Her spirit took to the clear sky like a cloud. Invisible, she swam through the thick air towards the man. It was him. She had known it. Her midnight vision of his death had only been a foretelling. It had yet to happen.
He braced his elbows against the short wall hemming in the knife's edge of the tower guard. Dark hair brushed over his armored shoulders. His grey eyes were keen on the east. The firm line of a stubborn mouth frowned in thought. He ran a hand over his bearded chin and let out a harsh breath through his nose, an altogether human gesture. It almost shocked her. Even when she inhabited her body, she sometimes forgot her humanity.
"Brother!" Another young man trotted towards him. There was no mistaking the family resemblance between them, if the other was slightly shorter in stature and not as thickly muscled. "Boromir!"

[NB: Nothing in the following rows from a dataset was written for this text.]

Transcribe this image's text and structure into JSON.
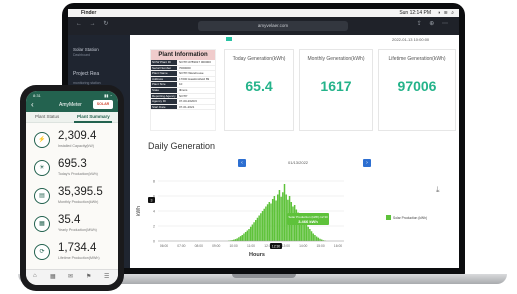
{
  "laptop": {
    "menubar": {
      "app": "Finder",
      "clock": "Sun 12:14 PM",
      "icons": "◑ ≋ ⌕"
    },
    "browser": {
      "address": "amyvelaer.com",
      "nav": "← → ↻",
      "tools": "⇪ ⊕ ⋯"
    },
    "sidebar": {
      "title": "Solar Station",
      "subtitle": "Dashboard",
      "section": "Project Rea",
      "item": "monitoring station"
    },
    "top_date": "2022-01-13 10:00:00",
    "plant_info": {
      "title": "Plant Information",
      "rows": [
        {
          "k": "NOW Plant ID",
          "v": "NOTP-0789017 000000"
        },
        {
          "k": "Serial Number",
          "v": "7000000"
        },
        {
          "k": "Plant Name",
          "v": "NOTP-Warehouse"
        },
        {
          "k": "Address",
          "v": "17000 Hawkinsfield 89"
        },
        {
          "k": "Plant Size",
          "v": "10"
        },
        {
          "k": "State",
          "v": "Illinois"
        },
        {
          "k": "Reporting Agency",
          "v": "NOTP"
        },
        {
          "k": "Agency ID",
          "v": "07-00-2020/3"
        },
        {
          "k": "Start Date",
          "v": "07-01-2021"
        }
      ]
    },
    "cards": [
      {
        "label": "Today Generation(kWh)",
        "value": "65.4"
      },
      {
        "label": "Monthly Generation(kWh)",
        "value": "1617"
      },
      {
        "label": "Lifetime Generation(kWh)",
        "value": "97006"
      }
    ],
    "daily": {
      "title": "Daily Generation",
      "date": "01/13/2022",
      "prev": "‹",
      "next": "›",
      "download": "⤓"
    }
  },
  "chart_data": {
    "type": "bar",
    "title": "",
    "xlabel": "Hours",
    "ylabel": "kWh",
    "ylim": [
      0,
      8
    ],
    "x_ticks": [
      "06:00",
      "07:00",
      "08:00",
      "09:00",
      "10:00",
      "11:00",
      "12:00",
      "13:00",
      "14:00",
      "15:00",
      "16:00"
    ],
    "y_ticks": [
      "0",
      "2",
      "4",
      "6",
      "8"
    ],
    "grid": true,
    "legend_position": "right",
    "series": [
      {
        "name": "Solar Production (kWh)",
        "color": "#5ec23a",
        "values": [
          0.05,
          0.08,
          0.12,
          0.18,
          0.25,
          0.35,
          0.5,
          0.65,
          0.8,
          1.0,
          1.2,
          1.4,
          1.6,
          1.9,
          2.2,
          2.5,
          2.8,
          3.1,
          3.4,
          3.7,
          4.0,
          4.3,
          4.6,
          4.9,
          5.2,
          5.0,
          5.6,
          6.0,
          5.4,
          6.2,
          6.8,
          5.9,
          6.5,
          7.6,
          6.2,
          5.5,
          6.0,
          5.2,
          4.6,
          4.8,
          4.2,
          3.8,
          3.5,
          3.2,
          2.8,
          2.5,
          2.2,
          1.9,
          1.6,
          1.3,
          1.0,
          0.8,
          0.6,
          0.45,
          0.3,
          0.2,
          0.1,
          0.05
        ]
      }
    ],
    "tooltip": {
      "line1": "Solar Production (kWh) 12:30",
      "line2": "3.466 kWh"
    },
    "highlight": {
      "x_label": "12:30",
      "y_label": "3"
    }
  },
  "phone": {
    "status": {
      "time": "8:31",
      "right": "▮▮ ◔"
    },
    "back": "‹",
    "app_name": "AmyMeter",
    "logo": "SOLAR",
    "tabs": [
      "Plant Status",
      "Plant Summary"
    ],
    "items": [
      {
        "icon": "⚡",
        "value": "2,309.4",
        "label": "Installed Capacity(kW)"
      },
      {
        "icon": "☀",
        "value": "695.3",
        "label": "Today's Production(kWh)"
      },
      {
        "icon": "▤",
        "value": "35,395.5",
        "label": "Monthly Production(kWh)"
      },
      {
        "icon": "▦",
        "value": "35.4",
        "label": "Yearly Production(MWh)"
      },
      {
        "icon": "⟳",
        "value": "1,734.4",
        "label": "Lifetime Production(MWh)"
      }
    ],
    "nav": [
      "⌂",
      "▦",
      "✉",
      "⚑",
      "☰"
    ]
  }
}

Boromir. Zôrzimril spoke his name with a ghostly mouth.
The man of Gondor blinked towards her where she floated beside him. Their eyes met. Her breath came quickly in her body back beyond the border of the Mountains of Shadow. It was enough of a distraction. Her trance was lost.

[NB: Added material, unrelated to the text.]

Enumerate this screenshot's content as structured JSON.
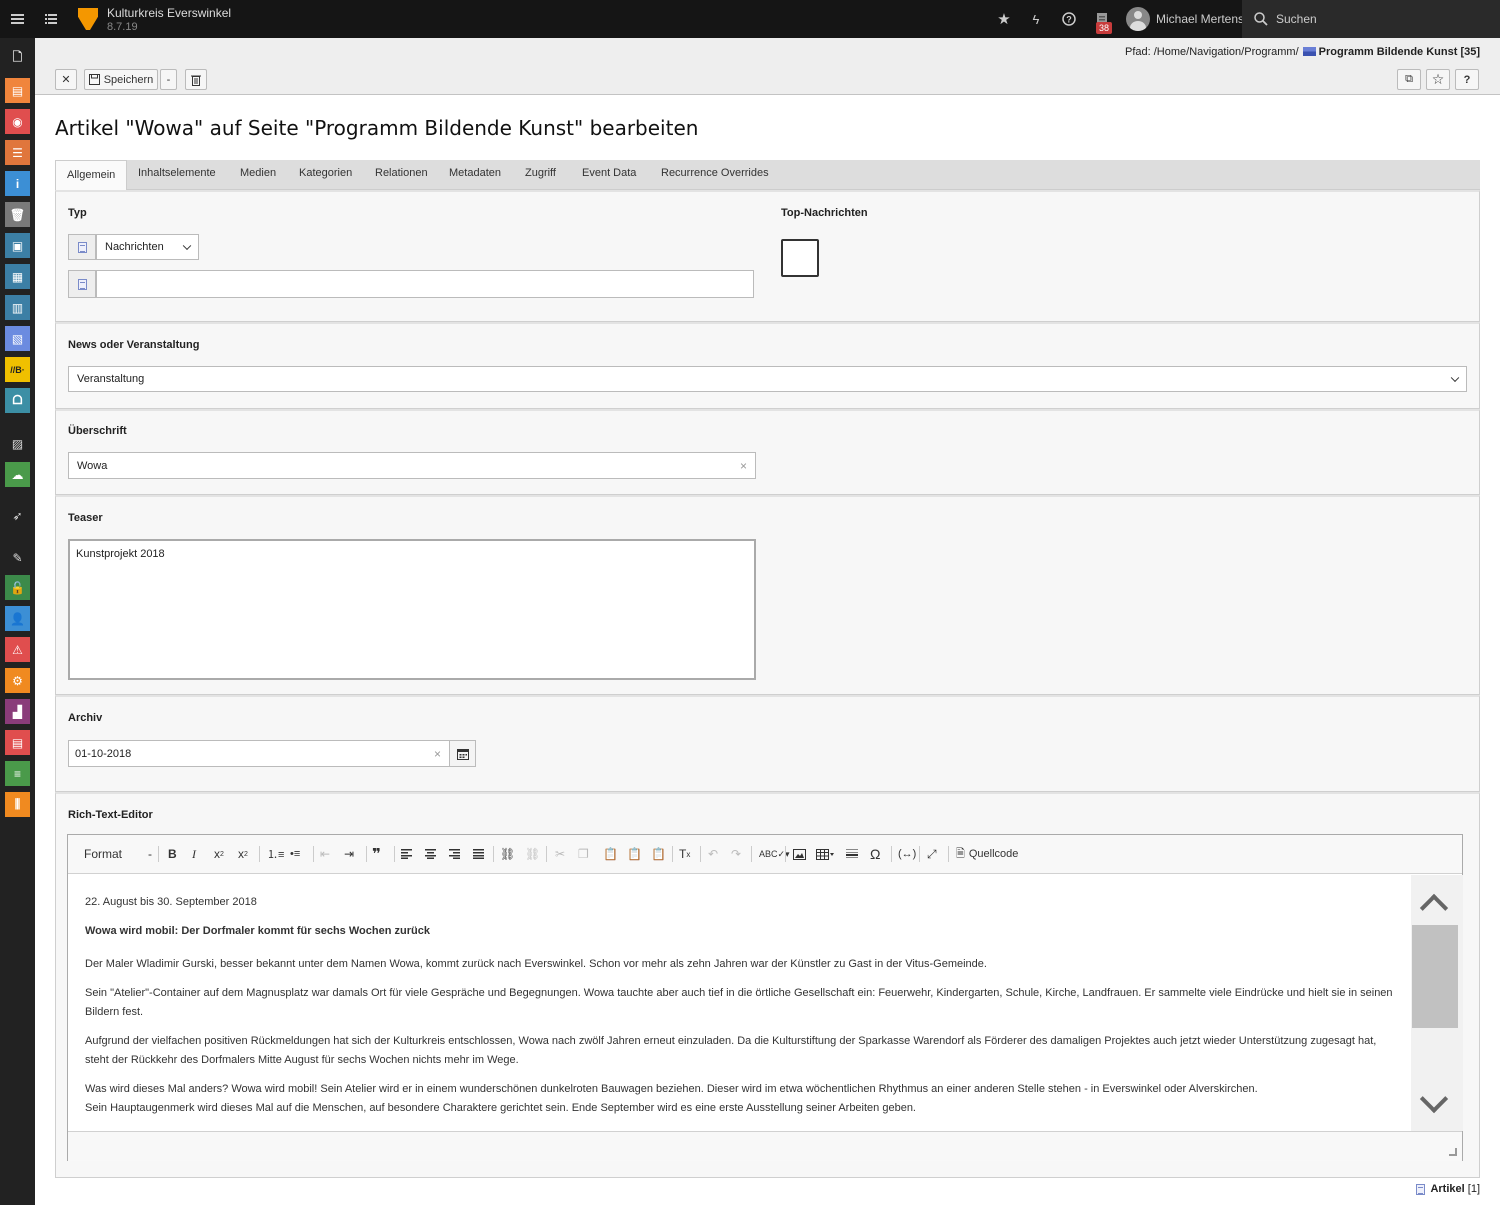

Zôrzimril gasped. She shot up off the floor, grasping her throat. She rubbed the tears from her wet eyes. A strangled cry of surprise sounded behind her.
"Mis- Mistress?" The bent shape of the orc slinked forward. "Your food-"
"It's over there," she snapped, waving a hand towards the untouched meal at the lonely table in the corner.
"But..." Licking it's wormy lips, the edges cracked and black with dry blood, Ogli the serving orc hobbled forward. "My master said you must eat-"
"I know what he wants. I know what they all want," she grumbled, shoving the orc to the side as she stalked towards the table. Heaving a sigh, she rubbed her throbbing forehead. Her plain, black frock hung on her thin frame. "The Lieutenant of the Dark Tower told me himself the last time that he spoke to me. I must eat more."
Truth be told, she forgot most days. She spent so much time out of her body or trying to reach the Unseen realm, that she neglected her physical body. But she knew that was a mistake. She couldn't perform her sorcery without strength of the flesh. She shuddered when she recalled the Mouth's reason for her to eat more. She needed to keep her physical body healthy so that she might bear children someday, heirs for the line of the Witch-king that could be sworn into the service of the Dark Lord.
"Shall I take the plate..." Ogli asked tentatively, rubbing his scaly hands. He reached out for the plate of food.
Silently, she shook her head. With a vicious hand, she slapped the orc away, sending him into the marble floor. She sniffed and took a bite of bread.
"No," she sighed again with a shrug. "Be gone."
Sniveling, the orc slinked away, taking his stink with him. Zôrzimril grimaced at the lingering odor as she ate. There was no such thing as foul smells in the Wraith-world. Nothing ugly like orcs or trolls. She knew that her fate had already been decided in the physical world, but perhaps she could win enough favor to someday escape to the Unseen for good. There was nothing in her physical body that met the same ecstasy as when she was in a trance.
Eating fast, she didn't even taste the food. Draining her cup of wine in a single pull, she slammed the cup on her work table. Scrolls and parchments in Black Speech and ancient Anduic scattered the space. The Mouth had left them for her in his last visit as well. It had been almost a year. He would return soon to assess her improvements. She planned on impressing him. Perhaps soon, the Witch-king would finally reveal himself to her.
She needed to do something that could catch their attention. Drumming her nails on the table, she mused on the man of Gondor.
"Boromir," she dared to say it aloud, testing it's strangeness on her tongue. His name bounced off the concave walls before returning to her.
He could be used to her advantage. But how?